Texas teacher education gets bad grade

HOUSTON The National Council on Teacher Quality, a nonprofit research and advocacy group in Washington, D.C., has graded each of the 67 college-based teacher training programs in Texas. The council is awaiting responses from more deans -- most of whom have ignored its request -- before publishing the report.

"We don't know for sure, but the preliminary ratings were not good," said Kate Walsh, the council's president.

The education programs were graded largely on their standards for admission, their course requirements, the quality of faculty, and how well they prepare teachers in math and reading.

The study comes amid growing criticism -- notably from U.S. Education Secretary Arne Duncan -- of colleges of education. Earlier this year, the Texas Legislature mandated a stricter accountability system for all teacher-training programs. For the first time, programs could lose their state accreditation if their graduates aren't effective in the classroom.

Bob Wimpelberg, the dean of the University of Houston's College of Education, called the council's study "flawed."

"We simply reject their report," he said. "Teacher education has been a whipping boy for sometime. And while there are areas for improving, one more national group out to just lay on more criticism -- it concerns us."

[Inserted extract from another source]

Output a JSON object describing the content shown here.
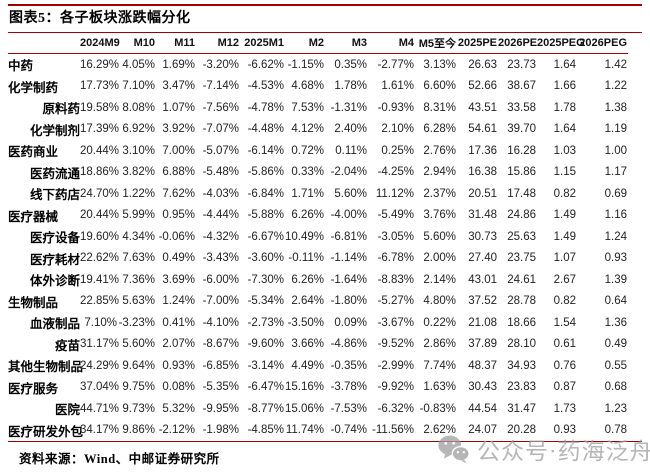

Wimpelberg and other education deans -- who make up the Texas Association of Colleges for Teacher Education -- plan to issue a written rebuke to the council.

But at least one dean has shied away from criticizing the council, which issued a draft of its findings to the colleges last month.

"We've taken the opportunity to try to help them make their review more accurate and more valid," said David Chard, dean of Southern Methodist University's School of Education and Human Development. "But we've also realized they could be helpful to us by helping us identify areas of weakness."

The council declined to release its findings about specific schools until the report is finalized.

But Walsh said the initial research shows that the teacher-training programs, on average, lack adequate math instruction for aspiring elementary school teachers, and some colleges water down courses for aspiring high school teachers. She emphasized the findings could change based on additional data provided by the education deans.

The initial ratings are based on the colleges' catalogues, Web sites, class syllabi, textbooks and surveys, according to Walsh.

Michael Rosato, the president of the Texas Association of Colleges for Teacher Education, blasted the study's research methods.

"Obviously, we're very disappointed," said Rosato, the dean of Howard Payne University's School of Education. "The organization was not forthright in their intentions, and it's shocking that an organization of this type would use methods that are not even considered to be best practice."

Rosato said he is bothered the council didn't ask the colleges if they wanted to be included in the study.

Charles Ruch, the interim dean of the College of Education at Texas Tech University, said he is more concerned about meeting state accreditation and voluntary national accreditation standards.

"We meet the state standards and the national standards, and those are pretty rigorous in most cases," he said. "I would guess anybody could study anything."